The Japanese philosophy of “kaizen” is an idea of perpetual gradual improvement through small efficiencies. Each segment is encouraged to constantly review and improve. This works fantastic when you are putting together GTRs or crunching to get the newest 200 hour Persona game out, but what about in art, or brewing, the merger of business and art?
Improvement in brewing has this teleological twang to it. Sure you can measure efficiency, BBLs, line goes up, but how do you measure improvements to the beer itself. Barrique will intentionally sacrifice kaizen efficiency for artful ends.
No one needs their lagers barrel aged. It is more time-consuming, expensive, and arguably hurts the bottom line, so why do these Nashville hucksters even bother? The end experience is unique. Perhaps sheer enjoyment is “elimination of waste” or the composite experience becomes more than the segments of the brewing process. Go crack a can of Wasioto and report back.

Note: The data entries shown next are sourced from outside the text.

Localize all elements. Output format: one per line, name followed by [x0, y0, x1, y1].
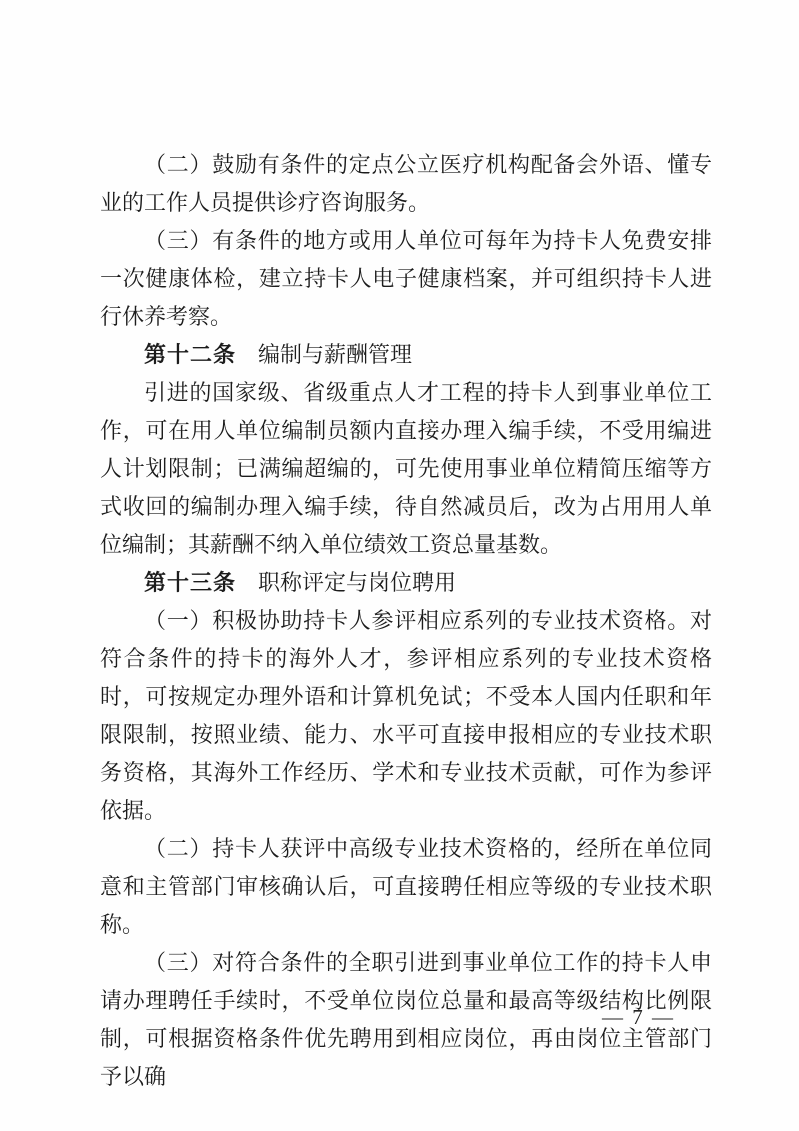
paragraph: （三）有条件的地方或用人单位可每年为持卡人免费安排一次健康体检，建立持卡人电子健… — [100, 222, 712, 336]
document-body: （二）鼓励有条件的定点公立医疗机构配备会外语、懂专业的工作人员提供诊疗咨询服务。… — [100, 146, 712, 1096]
article-number: 第十二条 — [144, 342, 236, 367]
paragraph: （一）积极协助持卡人参评相应系列的专业技术资格。对符合条件的持卡的海外人才，参评… — [100, 602, 712, 830]
article-number: 第十三条 — [144, 570, 236, 595]
paragraph: （二）持卡人获评中高级专业技术资格的，经所在单位同意和主管部门审核确认后，可直接… — [100, 830, 712, 944]
article-title: 职称评定与岗位聘用 — [258, 570, 456, 595]
article-heading: 第十二条编制与薪酬管理 — [100, 336, 712, 374]
paragraph: （二）鼓励有条件的定点公立医疗机构配备会外语、懂专业的工作人员提供诊疗咨询服务。 — [100, 146, 712, 222]
document-page: （二）鼓励有条件的定点公立医疗机构配备会外语、懂专业的工作人员提供诊疗咨询服务。… — [0, 0, 799, 1131]
article-heading: 第十三条职称评定与岗位聘用 — [100, 564, 712, 602]
article-title: 编制与薪酬管理 — [258, 342, 412, 367]
paragraph: 引进的国家级、省级重点人才工程的持卡人到事业单位工作，可在用人单位编制员额内直接… — [100, 374, 712, 564]
page-number: — 7 — — [602, 1005, 675, 1030]
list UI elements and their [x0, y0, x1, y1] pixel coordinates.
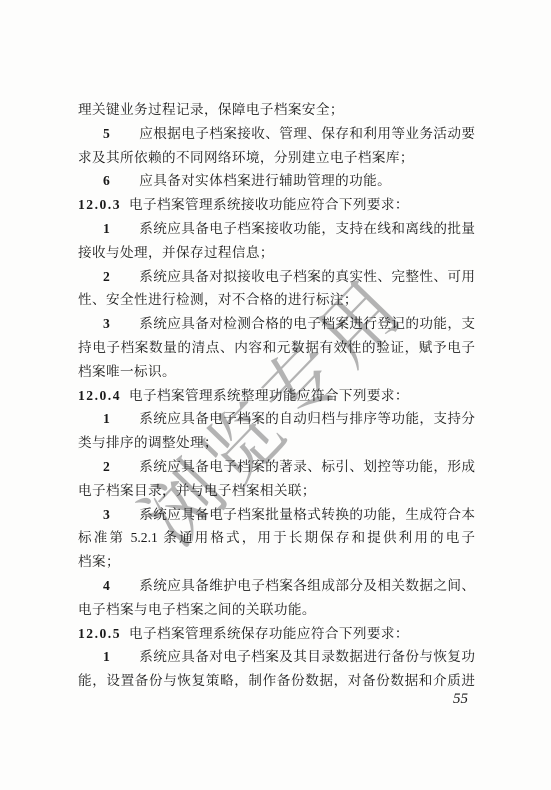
text-line: 12.0.5电子档案管理系统保存功能应符合下列要求：	[78, 622, 475, 646]
clause-number: 12.0.3	[78, 197, 121, 212]
text-line: 求及其所依赖的不同网络环境，分别建立电子档案库；	[78, 146, 475, 170]
line-text: 系统应具备电子档案的著录、标引、划控等功能，形成	[139, 459, 475, 474]
line-text: 档案；	[78, 554, 120, 569]
item-number: 1	[103, 649, 110, 664]
item-number: 1	[103, 411, 110, 426]
line-text: 理关键业务过程记录，保障电子档案安全；	[78, 102, 344, 117]
line-text: 电子档案管理系统整理功能应符合下列要求：	[129, 388, 409, 403]
text-line: 6应具备对实体档案进行辅助管理的功能。	[78, 169, 475, 193]
text-line: 4系统应具备维护电子档案各组成部分及相关数据之间、	[78, 574, 475, 598]
text-line: 3系统应具备电子档案批量格式转换的功能，生成符合本	[78, 503, 475, 527]
text-line: 接收与处理，并保存过程信息；	[78, 241, 475, 265]
line-text: 类与排序的调整处理；	[78, 435, 218, 450]
text-line: 类与排序的调整处理；	[78, 431, 475, 455]
text-line: 3系统应具备对检测合格的电子档案进行登记的功能，支	[78, 312, 475, 336]
line-text: 标准第 5.2.1 条通用格式，用于长期保存和提供利用的电子	[78, 530, 475, 545]
text-line: 档案；	[78, 550, 475, 574]
clause-number: 12.0.5	[78, 626, 121, 641]
line-text: 系统应具备电子档案接收功能，支持在线和离线的批量	[139, 221, 475, 236]
line-text: 系统应具备电子档案的自动归档与排序等功能，支持分	[139, 411, 475, 426]
text-line: 能，设置备份与恢复策略，制作备份数据，对备份数据和介质进	[78, 669, 475, 693]
page-number: 55	[453, 691, 468, 708]
line-text: 电子档案管理系统保存功能应符合下列要求：	[129, 626, 409, 641]
text-line: 理关键业务过程记录，保障电子档案安全；	[78, 98, 475, 122]
line-text: 应具备对实体档案进行辅助管理的功能。	[139, 173, 391, 188]
text-line: 性、安全性进行检测，对不合格的进行标注；	[78, 288, 475, 312]
line-text: 求及其所依赖的不同网络环境，分别建立电子档案库；	[78, 150, 414, 165]
text-line: 12.0.3电子档案管理系统接收功能应符合下列要求：	[78, 193, 475, 217]
line-text: 档案唯一标识。	[78, 364, 176, 379]
item-number: 3	[103, 316, 110, 331]
line-text: 性、安全性进行检测，对不合格的进行标注；	[78, 292, 358, 307]
line-text: 系统应具备对检测合格的电子档案进行登记的功能，支	[139, 316, 475, 331]
item-number: 4	[103, 578, 110, 593]
line-text: 持电子档案数量的清点、内容和元数据有效性的验证，赋予电子	[78, 340, 475, 355]
text-line: 1系统应具备电子档案接收功能，支持在线和离线的批量	[78, 217, 475, 241]
item-number: 3	[103, 507, 110, 522]
item-number: 2	[103, 459, 110, 474]
line-text: 电子档案管理系统接收功能应符合下列要求：	[129, 197, 409, 212]
line-text: 电子档案与电子档案之间的关联功能。	[78, 602, 316, 617]
text-line: 5应根据电子档案接收、管理、保存和利用等业务活动要	[78, 122, 475, 146]
text-line: 1系统应具备对电子档案及其目录数据进行备份与恢复功	[78, 645, 475, 669]
line-text: 系统应具备对拟接收电子档案的真实性、完整性、可用	[139, 269, 475, 284]
item-number: 2	[103, 269, 110, 284]
line-text: 系统应具备电子档案批量格式转换的功能，生成符合本	[139, 507, 475, 522]
line-text: 应根据电子档案接收、管理、保存和利用等业务活动要	[139, 126, 475, 141]
line-text: 接收与处理，并保存过程信息；	[78, 245, 274, 260]
item-number: 5	[103, 126, 110, 141]
line-text: 能，设置备份与恢复策略，制作备份数据，对备份数据和介质进	[78, 673, 475, 688]
line-text: 系统应具备对电子档案及其目录数据进行备份与恢复功	[139, 649, 475, 664]
text-line: 2系统应具备对拟接收电子档案的真实性、完整性、可用	[78, 265, 475, 289]
document-page: 浏览专用 理关键业务过程记录，保障电子档案安全；5应根据电子档案接收、管理、保存…	[0, 0, 551, 790]
line-text: 系统应具备维护电子档案各组成部分及相关数据之间、	[139, 578, 475, 593]
page-body-text: 理关键业务过程记录，保障电子档案安全；5应根据电子档案接收、管理、保存和利用等业…	[78, 98, 475, 693]
text-line: 档案唯一标识。	[78, 360, 475, 384]
clause-number: 12.0.4	[78, 388, 121, 403]
text-line: 持电子档案数量的清点、内容和元数据有效性的验证，赋予电子	[78, 336, 475, 360]
text-line: 电子档案与电子档案之间的关联功能。	[78, 598, 475, 622]
item-number: 6	[103, 173, 110, 188]
text-line: 12.0.4电子档案管理系统整理功能应符合下列要求：	[78, 384, 475, 408]
text-line: 2系统应具备电子档案的著录、标引、划控等功能，形成	[78, 455, 475, 479]
line-text: 电子档案目录，并与电子档案相关联；	[78, 483, 316, 498]
item-number: 1	[103, 221, 110, 236]
text-line: 标准第 5.2.1 条通用格式，用于长期保存和提供利用的电子	[78, 526, 475, 550]
text-line: 电子档案目录，并与电子档案相关联；	[78, 479, 475, 503]
text-line: 1系统应具备电子档案的自动归档与排序等功能，支持分	[78, 407, 475, 431]
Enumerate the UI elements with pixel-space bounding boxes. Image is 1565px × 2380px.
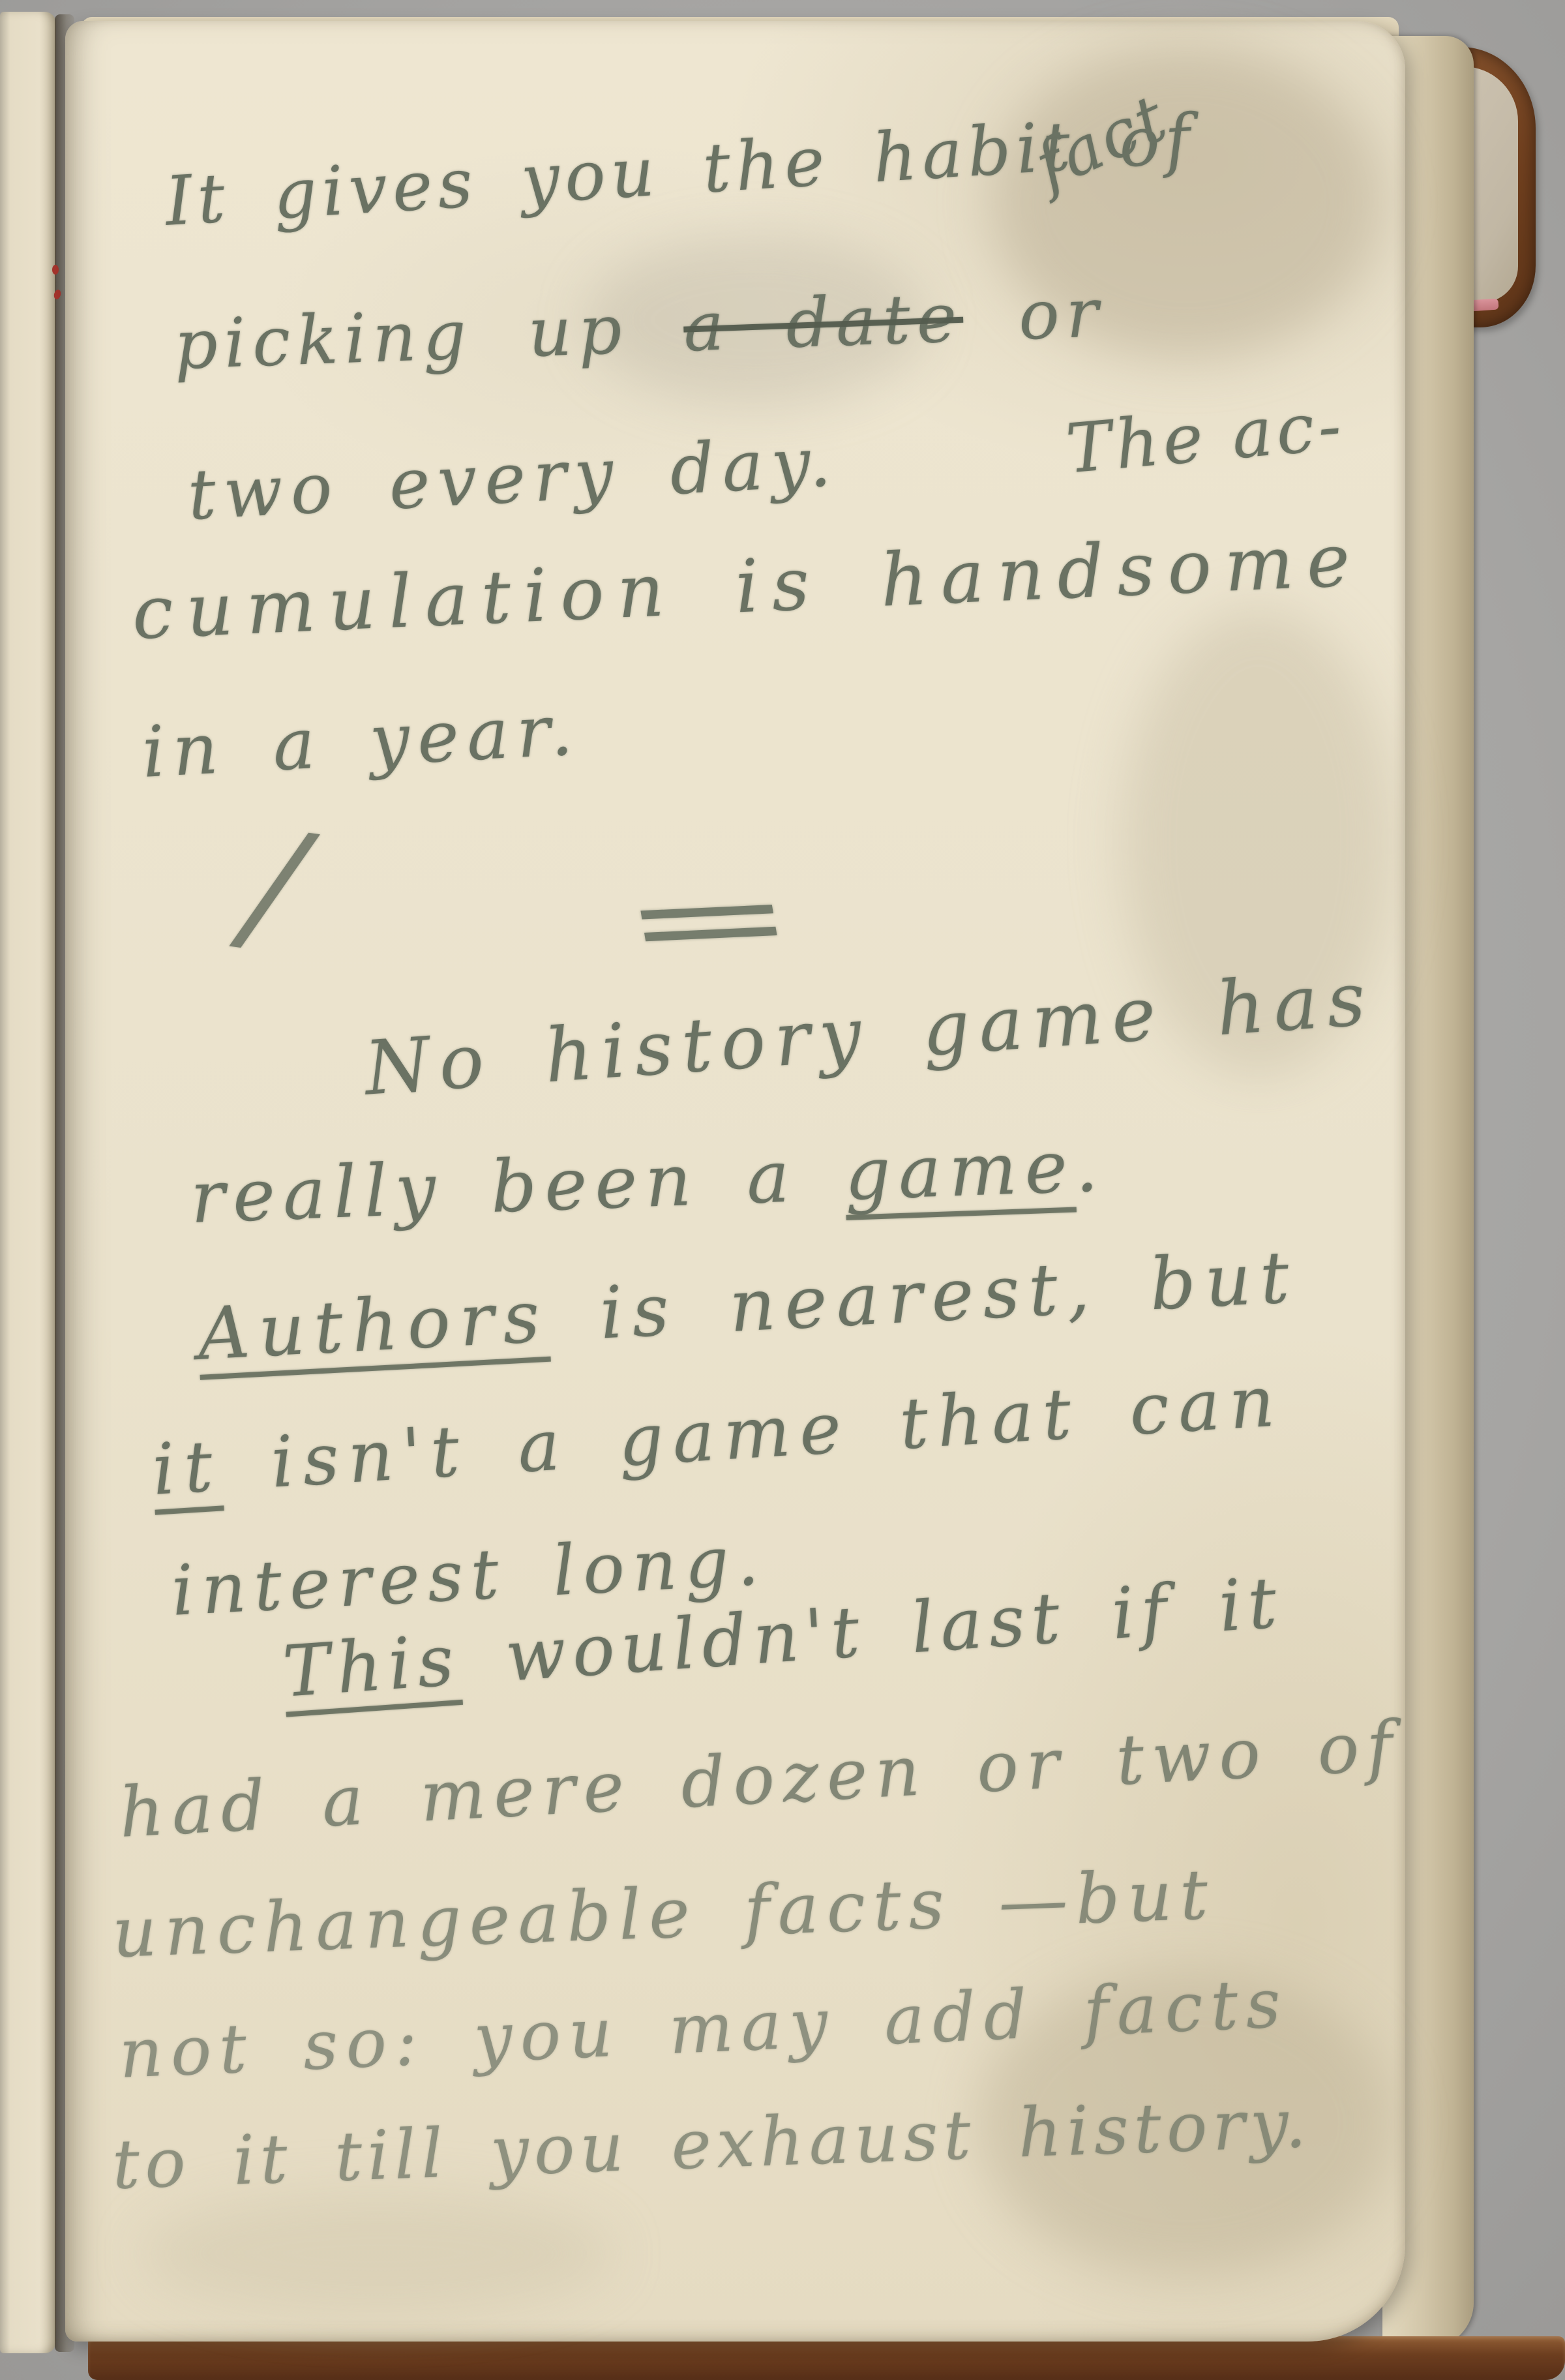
leather-cover-bottom-edge [88,2336,1565,2380]
adjacent-page-edge [0,12,56,2353]
scanned-notebook-photo: It gives you the habit of fact picking u… [0,0,1565,2380]
line-2-text: or [962,273,1107,357]
underlined-word-this: This [280,1619,463,1713]
pencil-double-dash-mark: = [610,852,807,989]
struck-out-word: a date [682,278,964,367]
red-paper-speck [52,265,59,275]
underlined-word-game: game [843,1125,1077,1216]
line-7-text: . [1073,1124,1107,1209]
underlined-word-it: it [150,1426,224,1511]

However, we are here to talk today about the nadir of efficiency, barleywines, the destroyer of Kaizen. They take time, tons of materials, normal people don’t order them, they derail your day with the abv, and your average angsty white dude will be rolo-mouthed telling you how he “WISHES HE COULD FIND HIS OWN RAMONA FLOWERS.”
It’s tough to reconcile the lager finesse with intense excess. Like posting your boyfriend on main: expect to lose some followers. This is above-average to well done, but it doesn’t represent what Barrique excels at. The barrel character is pronounced and punches with wafty bananas fosters, gingerbread, taste follows with imbalanced casky dryness, a long graham cracker meets Sazerac swallow, and those E.L. Fudge cookies without the center frosting.
Lager people are like Firefly fans or people who wont shut up about JoJo’s Bizarre Adventure. We get it, this is your identity. But barleywine fans are more like Eve Online players intent on slowly ruining their lives. I simply wouldn’t ruin my life with Barrique knowing their gentler touch is more comforting. I crave bottom fermented calf rubs.